Wikipedia faces two big challenges in embracing semantic concepts, says Möller. One is that no one has yet built a semantic web service on the scale of a site such as Wikipedia, and it is unclear whether existing software like Semantic MediaWiki is up to the task, he says.
A second challenge is the feature of Wikipedia most responsible for its success so far: its community. “Thinking about adding semantic structure is a natural extension of what Wikipedia needs to do, given prevailing trends,” says Andrew Lih of the University of Southern California, and author of the 2009 book The Wikipedia Revolution. “But I do worry a bit about the database aspect that comes with this–the attraction of wikis in the first place is in the way they have been hand-edited by humans.”

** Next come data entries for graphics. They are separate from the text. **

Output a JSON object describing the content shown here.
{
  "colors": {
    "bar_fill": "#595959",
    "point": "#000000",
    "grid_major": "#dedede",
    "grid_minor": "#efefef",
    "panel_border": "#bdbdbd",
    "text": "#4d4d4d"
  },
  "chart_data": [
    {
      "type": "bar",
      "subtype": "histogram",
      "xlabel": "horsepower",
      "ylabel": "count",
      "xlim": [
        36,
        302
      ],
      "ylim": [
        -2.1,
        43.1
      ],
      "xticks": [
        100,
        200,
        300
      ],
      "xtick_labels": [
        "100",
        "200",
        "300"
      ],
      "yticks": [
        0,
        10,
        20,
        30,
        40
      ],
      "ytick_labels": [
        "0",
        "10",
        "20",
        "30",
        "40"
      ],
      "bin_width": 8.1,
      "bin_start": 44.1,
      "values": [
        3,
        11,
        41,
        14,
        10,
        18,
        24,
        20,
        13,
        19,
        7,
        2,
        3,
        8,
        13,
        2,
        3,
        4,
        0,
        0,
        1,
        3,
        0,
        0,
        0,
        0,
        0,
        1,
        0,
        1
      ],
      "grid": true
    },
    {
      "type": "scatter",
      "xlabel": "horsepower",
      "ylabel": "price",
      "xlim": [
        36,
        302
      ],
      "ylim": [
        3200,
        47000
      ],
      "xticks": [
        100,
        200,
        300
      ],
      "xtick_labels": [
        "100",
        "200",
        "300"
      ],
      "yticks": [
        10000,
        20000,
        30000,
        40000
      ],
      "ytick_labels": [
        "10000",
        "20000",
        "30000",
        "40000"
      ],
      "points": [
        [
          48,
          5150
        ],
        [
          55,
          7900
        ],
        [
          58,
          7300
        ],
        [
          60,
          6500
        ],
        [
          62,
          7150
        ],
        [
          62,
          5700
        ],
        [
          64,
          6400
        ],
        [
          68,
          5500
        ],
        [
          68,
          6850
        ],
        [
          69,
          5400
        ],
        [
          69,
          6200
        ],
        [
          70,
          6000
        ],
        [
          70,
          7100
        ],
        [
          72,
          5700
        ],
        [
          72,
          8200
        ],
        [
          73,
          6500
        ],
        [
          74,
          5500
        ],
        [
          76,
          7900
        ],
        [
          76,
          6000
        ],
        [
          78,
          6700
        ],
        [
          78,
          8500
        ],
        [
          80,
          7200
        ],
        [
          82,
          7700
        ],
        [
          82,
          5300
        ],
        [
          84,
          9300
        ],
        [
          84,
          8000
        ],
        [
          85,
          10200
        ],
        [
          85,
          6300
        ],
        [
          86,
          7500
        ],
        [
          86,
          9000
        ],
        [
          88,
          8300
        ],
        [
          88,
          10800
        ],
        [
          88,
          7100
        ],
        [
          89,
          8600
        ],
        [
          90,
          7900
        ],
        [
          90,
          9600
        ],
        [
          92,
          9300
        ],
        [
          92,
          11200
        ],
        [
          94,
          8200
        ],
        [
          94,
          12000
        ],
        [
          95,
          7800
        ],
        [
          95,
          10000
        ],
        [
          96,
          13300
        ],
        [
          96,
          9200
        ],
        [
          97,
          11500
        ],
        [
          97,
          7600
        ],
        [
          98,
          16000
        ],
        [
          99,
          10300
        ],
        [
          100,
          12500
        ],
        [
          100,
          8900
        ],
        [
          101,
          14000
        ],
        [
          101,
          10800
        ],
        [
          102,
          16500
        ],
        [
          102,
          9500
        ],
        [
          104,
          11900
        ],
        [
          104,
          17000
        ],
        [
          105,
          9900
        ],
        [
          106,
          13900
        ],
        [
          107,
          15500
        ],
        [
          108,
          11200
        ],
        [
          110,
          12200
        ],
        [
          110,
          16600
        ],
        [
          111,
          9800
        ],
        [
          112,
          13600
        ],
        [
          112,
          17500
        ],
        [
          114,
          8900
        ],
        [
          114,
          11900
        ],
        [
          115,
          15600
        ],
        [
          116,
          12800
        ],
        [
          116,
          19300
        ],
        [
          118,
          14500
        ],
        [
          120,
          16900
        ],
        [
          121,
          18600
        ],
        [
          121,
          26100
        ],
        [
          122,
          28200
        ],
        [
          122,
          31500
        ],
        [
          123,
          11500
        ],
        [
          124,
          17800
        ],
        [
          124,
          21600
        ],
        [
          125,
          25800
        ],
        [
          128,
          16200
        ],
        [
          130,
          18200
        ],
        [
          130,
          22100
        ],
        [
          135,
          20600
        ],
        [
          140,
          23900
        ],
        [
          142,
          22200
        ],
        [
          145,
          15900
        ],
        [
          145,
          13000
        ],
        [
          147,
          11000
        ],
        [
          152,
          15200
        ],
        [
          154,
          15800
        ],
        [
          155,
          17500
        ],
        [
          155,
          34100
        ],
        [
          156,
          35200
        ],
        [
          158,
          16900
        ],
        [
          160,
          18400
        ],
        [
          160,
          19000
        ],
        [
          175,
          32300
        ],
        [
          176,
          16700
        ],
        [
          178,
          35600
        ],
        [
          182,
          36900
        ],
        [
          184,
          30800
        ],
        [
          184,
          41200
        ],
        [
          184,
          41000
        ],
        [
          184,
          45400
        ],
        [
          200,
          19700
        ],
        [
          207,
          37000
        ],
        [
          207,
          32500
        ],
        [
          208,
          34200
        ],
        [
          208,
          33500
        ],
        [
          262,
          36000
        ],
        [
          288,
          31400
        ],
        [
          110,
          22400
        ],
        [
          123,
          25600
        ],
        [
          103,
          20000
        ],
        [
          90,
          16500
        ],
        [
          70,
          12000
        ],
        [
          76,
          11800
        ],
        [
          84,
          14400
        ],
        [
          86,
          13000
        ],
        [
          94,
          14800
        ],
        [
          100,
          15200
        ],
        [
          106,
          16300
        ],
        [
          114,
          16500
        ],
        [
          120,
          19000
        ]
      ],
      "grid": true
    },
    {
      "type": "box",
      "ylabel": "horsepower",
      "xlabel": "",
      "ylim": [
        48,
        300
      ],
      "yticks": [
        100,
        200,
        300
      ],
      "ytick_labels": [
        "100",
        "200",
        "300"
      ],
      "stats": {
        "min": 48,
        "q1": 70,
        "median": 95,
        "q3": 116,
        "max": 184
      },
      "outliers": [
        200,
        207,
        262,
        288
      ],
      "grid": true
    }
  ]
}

Parscal has been leading efforts to make it easy for anyone to add or edit the data of a large semantic store. “We’ve been working on a visual editor that suggests how we might help users contribute structured data, and that also makes the editing process easier,” says Parscal.
Editing Wikipedia today is already a daunting process that needs improvement, admits Parscal. “If you’ve interacted with our interface,” he explains, “you’ve been slapped in the face by wikitext” (a markup language that uses special code around text to format things like links, references, and section headings). The wikitext for tables or infoboxes–the information most ripe for making semantic–is particularly dense and hard to understand, says Parscal. “We recently did some user experience studies with people that hadn’t used it before; they were quickly quite frustrated.”
In future, it may be possible to remove the need for a human to populate some parts of Wikipedia altogether, says Möller. “Fundamentally a lot of this data probably shouldn’t be entered by humans in the first place, it should just, say, poll the source of a figure like GDP once a year.” That’s a capability that Koren has already added to Semantic MediaWiki, through an extension called ExternalData.